This paper discusses the chain architecture of physically-informed neural networks, which is used in cases where it is possible to decompose the original system of equations into individual subsystems, each of which is created with a specialized PINN module, and all the resulting solutions for the subsystems are then sequentially connected into a single chain.

This paper presents the integration of spectral methods into the architecture of physically-informed neural networks, with the solutions decomposition into high-order orthogonal polynomials. The use of these methods allows to obtain a wider range of information on frequency parameters and ensures high prediction accuracy, especially at interfaces and in zones with large velocity gradients.
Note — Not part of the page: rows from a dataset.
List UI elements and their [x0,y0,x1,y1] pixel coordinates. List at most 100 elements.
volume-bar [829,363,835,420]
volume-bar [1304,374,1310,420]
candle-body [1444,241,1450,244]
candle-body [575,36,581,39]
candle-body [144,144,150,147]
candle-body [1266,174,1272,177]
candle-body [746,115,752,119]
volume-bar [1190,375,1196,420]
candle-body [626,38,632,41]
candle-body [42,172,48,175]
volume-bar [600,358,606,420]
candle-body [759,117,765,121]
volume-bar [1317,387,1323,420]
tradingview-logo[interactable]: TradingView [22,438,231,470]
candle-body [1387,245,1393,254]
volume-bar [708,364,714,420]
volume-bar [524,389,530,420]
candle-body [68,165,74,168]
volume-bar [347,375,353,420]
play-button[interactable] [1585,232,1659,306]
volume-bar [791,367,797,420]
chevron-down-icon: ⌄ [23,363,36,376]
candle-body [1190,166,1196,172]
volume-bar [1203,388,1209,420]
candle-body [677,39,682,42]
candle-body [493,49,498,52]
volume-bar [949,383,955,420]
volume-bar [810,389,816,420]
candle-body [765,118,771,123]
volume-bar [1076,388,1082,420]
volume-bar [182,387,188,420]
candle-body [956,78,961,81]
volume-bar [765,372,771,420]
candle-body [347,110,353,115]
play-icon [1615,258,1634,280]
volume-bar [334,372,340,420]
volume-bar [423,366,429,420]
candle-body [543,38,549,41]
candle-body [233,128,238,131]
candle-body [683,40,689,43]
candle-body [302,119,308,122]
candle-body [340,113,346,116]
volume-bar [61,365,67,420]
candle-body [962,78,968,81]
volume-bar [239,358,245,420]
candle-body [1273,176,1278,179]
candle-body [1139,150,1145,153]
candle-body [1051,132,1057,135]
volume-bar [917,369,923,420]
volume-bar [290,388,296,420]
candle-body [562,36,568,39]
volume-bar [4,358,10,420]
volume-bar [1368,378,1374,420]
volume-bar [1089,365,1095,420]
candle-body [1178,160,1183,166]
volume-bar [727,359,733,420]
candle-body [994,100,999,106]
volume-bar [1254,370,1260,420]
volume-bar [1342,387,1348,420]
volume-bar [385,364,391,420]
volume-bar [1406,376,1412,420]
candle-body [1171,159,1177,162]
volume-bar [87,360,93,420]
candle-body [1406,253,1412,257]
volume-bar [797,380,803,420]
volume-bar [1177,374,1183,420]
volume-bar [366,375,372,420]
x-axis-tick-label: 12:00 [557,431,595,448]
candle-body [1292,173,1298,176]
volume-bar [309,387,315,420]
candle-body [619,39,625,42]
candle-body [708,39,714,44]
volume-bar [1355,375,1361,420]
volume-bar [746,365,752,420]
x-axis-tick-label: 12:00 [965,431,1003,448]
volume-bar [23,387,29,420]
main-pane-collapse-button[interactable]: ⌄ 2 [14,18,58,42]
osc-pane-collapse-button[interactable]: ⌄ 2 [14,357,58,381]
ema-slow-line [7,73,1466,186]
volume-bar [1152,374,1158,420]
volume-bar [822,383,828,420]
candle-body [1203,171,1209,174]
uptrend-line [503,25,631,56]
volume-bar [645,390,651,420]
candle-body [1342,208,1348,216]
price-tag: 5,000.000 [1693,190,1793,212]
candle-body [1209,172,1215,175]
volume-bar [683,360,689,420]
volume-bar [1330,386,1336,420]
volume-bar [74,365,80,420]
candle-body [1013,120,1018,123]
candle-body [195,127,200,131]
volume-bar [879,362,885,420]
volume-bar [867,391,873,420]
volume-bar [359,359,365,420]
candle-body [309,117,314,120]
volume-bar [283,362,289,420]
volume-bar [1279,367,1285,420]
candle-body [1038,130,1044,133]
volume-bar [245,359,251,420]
Value. Unlike traditional computational fluid dynamics (CFD) methods, which require full spatiotemporal resolution at all calculation steps, PINN predicts flow behavior based on limited input data, using fundamental conservation laws built into its loss function. This principal feature significantly reduces dependence on resource-intensive CFD calculations and expensive experimental data. The physical consistency of predictions and conservation laws ensures reliable results even for time steps not represented in the training set, unlike computational fluid dynamics methods, which require labor-intensive tuning of numerical schemes or stabilization methods to achieve similar accuracy. Furthermore, the use of physically-informed neural networks eliminates the need for recalculations when changing resolution, significantly reducing computational costs. Thus, PINN opens up new possibilities for the multiscale analysis of complex flows, significantly reducing the time and cost compared to classical CFD methods.